6. Improving training data and fact-verification protocols
   Expanding and refining the training data helps reduce hallucinations by establishing more “truthful” biases. Fact-verification protocols can also reinforce this effect by assigning higher probabilities to responses aligned with known truths.
7. Human feedback and reinforcement learning (RLHF)
   Reinforcement Learning from Human Feedback (RLHF) aligns model responses with human input through a reward function:

R(w | C) = +1 if correct, -1 if incorrect

RLHF minimizes inaccuracies through human feedback but its effectiveness depends on the quality and scope of that feedback. Here’s the problem, the RLHF doesn’t touch the model which has the weights for generation. It, again, is essentially a filter on a core tech. We need updates in the core tech. Hybrid is great, but it’s a post-process filter. We need a fundamental idea.

8. Self-Supervised Learning and World Models
   Yann LeCun advocates for models with built-in “world models” that allow for cause-and-effect learning. In LeCun’s framework, the internal state M updates over time based on new inputs:

M_{t+1} = f(M_t, I_t)

where M_t is the model state at time t and I_t is the new input. While promising, these world models need significant advances to reach their potential.

Will it work? This is how innovations generally works: a thousand flowers are planted, and something blooms. Jury is out.

9. Conclusion: The next step in AI

So, here’s my best guess on what we need to move forward: models like LLMs have already solved part of the mystery of cognition. They generate fluent, cogent language—even perfectly structured grammar—without having explicit rules of grammar embedded in their systems. Instead, they’re using a highly optimized linear algebra function that predicts and produces linguistically sound responses based on probability alone. It’s impressive, but it’s only one part of the cognitive equation.

The real challenge now is moving from optimized language generation to something closer to genuine understanding. Researchers like LeCun are already exploring architectures that go beyond probability. That work looks to self-supervised systems with “world models” that mimic human knowledge-building processes. This is smart. This kind of world model could allow AI to handle not only data but structured ideas and cause‒effect relationships. But we don’t have anything like that yet.
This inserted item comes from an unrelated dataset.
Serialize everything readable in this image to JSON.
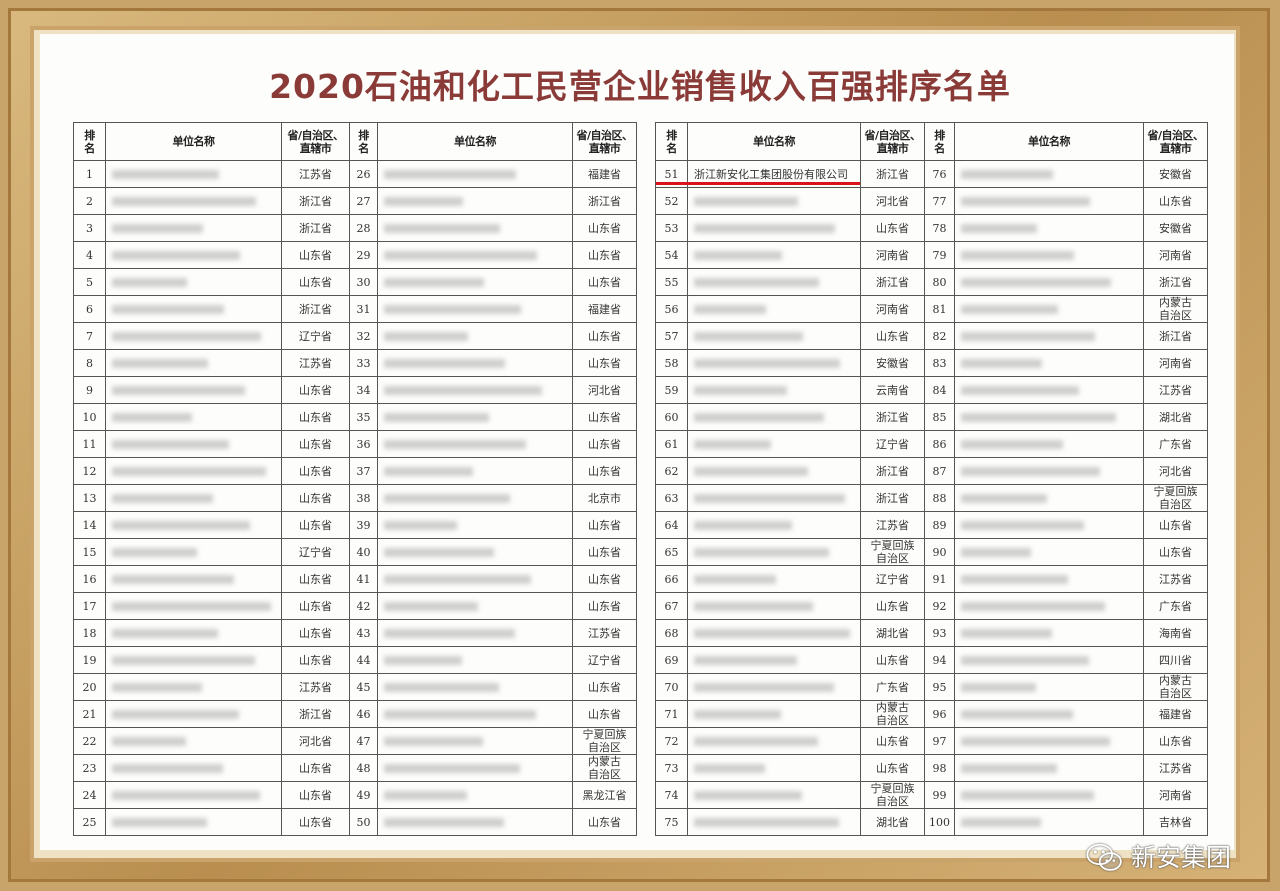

If we’re going to solve the full cognition puzzle, my hunch is that we’ll need an architectural approach that can handle propositions—thoughts, judgments, reasoning structures—as first-order objects. To think in the way humans do, AI needs mechanisms that treat propositions as entities to be evaluated, related, and verified against a broader framework of knowledge. This kind of architecture would shift us from simple response generation toward actual thought, moving us closer to AI that doesn’t just mimic language but genuinely understands it.